Author:Amie Matthews (University of Western Sydney)
Paper long abstract:
Long understood as a transitional moment significant to identity formation, travel is not only a sensory experience of sights and sounds, but also a space wherein individuals may be freed from the socio-cultural norms and expectations that govern interpersonal interactions and everyday behaviour. As a liminoid space, travel often incorporates moments of heightened sociability and corporeality. Subsequently, in the backpacking community hedonistic desires and touristic impulse tend to rule in equal (albeit sometimes conflicting) measure.
Situated within a larger research project, which examines the role of extended international travel in the lives of young Australians, this paper explores the significance of some of the more hedonistic elements of the backpacking culture as they are witnessed in ethnography, relayed in travel narratives and evoked in the media. While it would be easy to dismiss (as many travellers do) what one interviewee dubbed the 'sex, drugs and alcohol trifecta' as being culturally void and inauthentic, I would argue that these hedonistic elements common to the backpacking lifestyle are more rightly conceived as products of globalised transience. Further, they are undoubtedly influenced by young travellers' concerns with freedom and authenticity - that is with 'real living' - and desires for experiential knowledge.

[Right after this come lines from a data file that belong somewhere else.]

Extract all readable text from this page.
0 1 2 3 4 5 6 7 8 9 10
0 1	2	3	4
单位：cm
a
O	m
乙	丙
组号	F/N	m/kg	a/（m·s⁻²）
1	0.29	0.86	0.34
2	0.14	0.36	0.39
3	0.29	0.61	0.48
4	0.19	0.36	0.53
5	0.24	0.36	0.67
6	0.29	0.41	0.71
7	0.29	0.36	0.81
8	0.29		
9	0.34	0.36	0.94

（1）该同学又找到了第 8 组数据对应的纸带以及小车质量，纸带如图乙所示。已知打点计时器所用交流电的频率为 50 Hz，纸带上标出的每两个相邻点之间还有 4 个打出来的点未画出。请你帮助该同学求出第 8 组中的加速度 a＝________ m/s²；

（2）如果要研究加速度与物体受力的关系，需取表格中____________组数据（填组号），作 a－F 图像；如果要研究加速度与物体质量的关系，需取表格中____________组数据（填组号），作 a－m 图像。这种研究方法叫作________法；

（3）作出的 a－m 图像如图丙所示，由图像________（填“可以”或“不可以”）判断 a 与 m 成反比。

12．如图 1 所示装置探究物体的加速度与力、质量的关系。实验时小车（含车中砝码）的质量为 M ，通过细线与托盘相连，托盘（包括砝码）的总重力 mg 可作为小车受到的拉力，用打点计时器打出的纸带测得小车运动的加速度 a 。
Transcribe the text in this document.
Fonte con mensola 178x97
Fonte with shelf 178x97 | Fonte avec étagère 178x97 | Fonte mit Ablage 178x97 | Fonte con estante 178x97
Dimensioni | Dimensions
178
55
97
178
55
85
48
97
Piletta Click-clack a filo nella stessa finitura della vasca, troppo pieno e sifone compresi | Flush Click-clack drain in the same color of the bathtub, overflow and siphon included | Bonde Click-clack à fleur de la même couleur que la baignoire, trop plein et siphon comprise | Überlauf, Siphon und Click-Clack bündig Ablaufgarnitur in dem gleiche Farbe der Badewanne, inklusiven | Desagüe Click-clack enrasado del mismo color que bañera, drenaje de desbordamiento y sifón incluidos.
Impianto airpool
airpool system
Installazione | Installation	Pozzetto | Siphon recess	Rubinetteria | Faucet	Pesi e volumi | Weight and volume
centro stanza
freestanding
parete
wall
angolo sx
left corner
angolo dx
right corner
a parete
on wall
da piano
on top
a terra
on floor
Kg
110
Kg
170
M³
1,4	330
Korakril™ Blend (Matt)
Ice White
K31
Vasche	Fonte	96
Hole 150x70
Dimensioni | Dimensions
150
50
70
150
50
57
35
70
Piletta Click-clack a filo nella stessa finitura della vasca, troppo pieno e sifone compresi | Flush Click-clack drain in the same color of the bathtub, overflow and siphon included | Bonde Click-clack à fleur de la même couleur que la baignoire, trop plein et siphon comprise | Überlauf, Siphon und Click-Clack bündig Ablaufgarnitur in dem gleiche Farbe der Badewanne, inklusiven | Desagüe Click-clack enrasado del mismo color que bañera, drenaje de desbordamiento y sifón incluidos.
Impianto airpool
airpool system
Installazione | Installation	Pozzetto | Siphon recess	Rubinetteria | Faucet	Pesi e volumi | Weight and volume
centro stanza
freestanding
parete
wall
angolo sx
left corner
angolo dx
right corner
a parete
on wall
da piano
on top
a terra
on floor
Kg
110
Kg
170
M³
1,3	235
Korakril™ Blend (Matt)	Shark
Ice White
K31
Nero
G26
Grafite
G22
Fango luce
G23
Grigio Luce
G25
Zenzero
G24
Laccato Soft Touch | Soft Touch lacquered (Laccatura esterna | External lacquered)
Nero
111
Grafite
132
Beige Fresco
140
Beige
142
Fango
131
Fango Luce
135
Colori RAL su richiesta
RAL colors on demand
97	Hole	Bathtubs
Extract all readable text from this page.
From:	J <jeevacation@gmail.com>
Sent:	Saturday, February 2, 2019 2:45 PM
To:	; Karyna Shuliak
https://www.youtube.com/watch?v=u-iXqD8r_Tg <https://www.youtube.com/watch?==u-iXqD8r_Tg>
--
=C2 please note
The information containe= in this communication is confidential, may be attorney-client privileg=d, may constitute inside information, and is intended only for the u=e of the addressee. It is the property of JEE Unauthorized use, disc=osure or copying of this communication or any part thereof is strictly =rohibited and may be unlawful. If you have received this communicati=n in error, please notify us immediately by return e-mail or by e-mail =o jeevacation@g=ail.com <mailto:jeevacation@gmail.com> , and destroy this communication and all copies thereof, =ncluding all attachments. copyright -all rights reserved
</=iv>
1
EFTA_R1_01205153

While issues of sexuality, desire and intimacy are infrequently addressed in academic studies of tourism and often downplayed in travel narratives, they are nevertheless subtextually present within the backpacking community. These are, if you will, the words left unspoken in emails or phone calls home, the photo captions left unwritten. Notwithstanding, interpersonal encounters and corporeal experiences are equally important as traditional tourist sites and experiences in the construction of place, self and other.
Author:George Paul Meiu (Harvard University)
Paper long abstract:
Beginning with the 1980s, female tourists from Europe, and to a lesser extent from North America, Australia and Japan, started visiting Kenya driven by an erotic nostalgia for the now famous prototype of the Maasai or Samburu "warrior". The image of tall, slim bodies, dressed in red, wearing spears and carrying clubs led to a stereotypical 'aesthetization' of the Samburu men. As my on-going research in Kenya reveals, the relationships between female tourists and Samburu ilmurran (warriors) engage a plurality of often incompatible sexualities and notions of pleasure. Herein, various forms of recursive communication through sensorial interaction become an important way of negotiating new paths of pleasure between partners. In this paper, I suggest that an emphasis on higher order learning (Bateson, 1987) can allow for a conceptual acknowledgement of the intersection between various embodiments and sexualities in the context of tourism. I propose that studies of sex tourism need to move beyond mechanistic analyses, and engage with some of these deeper channels of contextual aesthetic communication.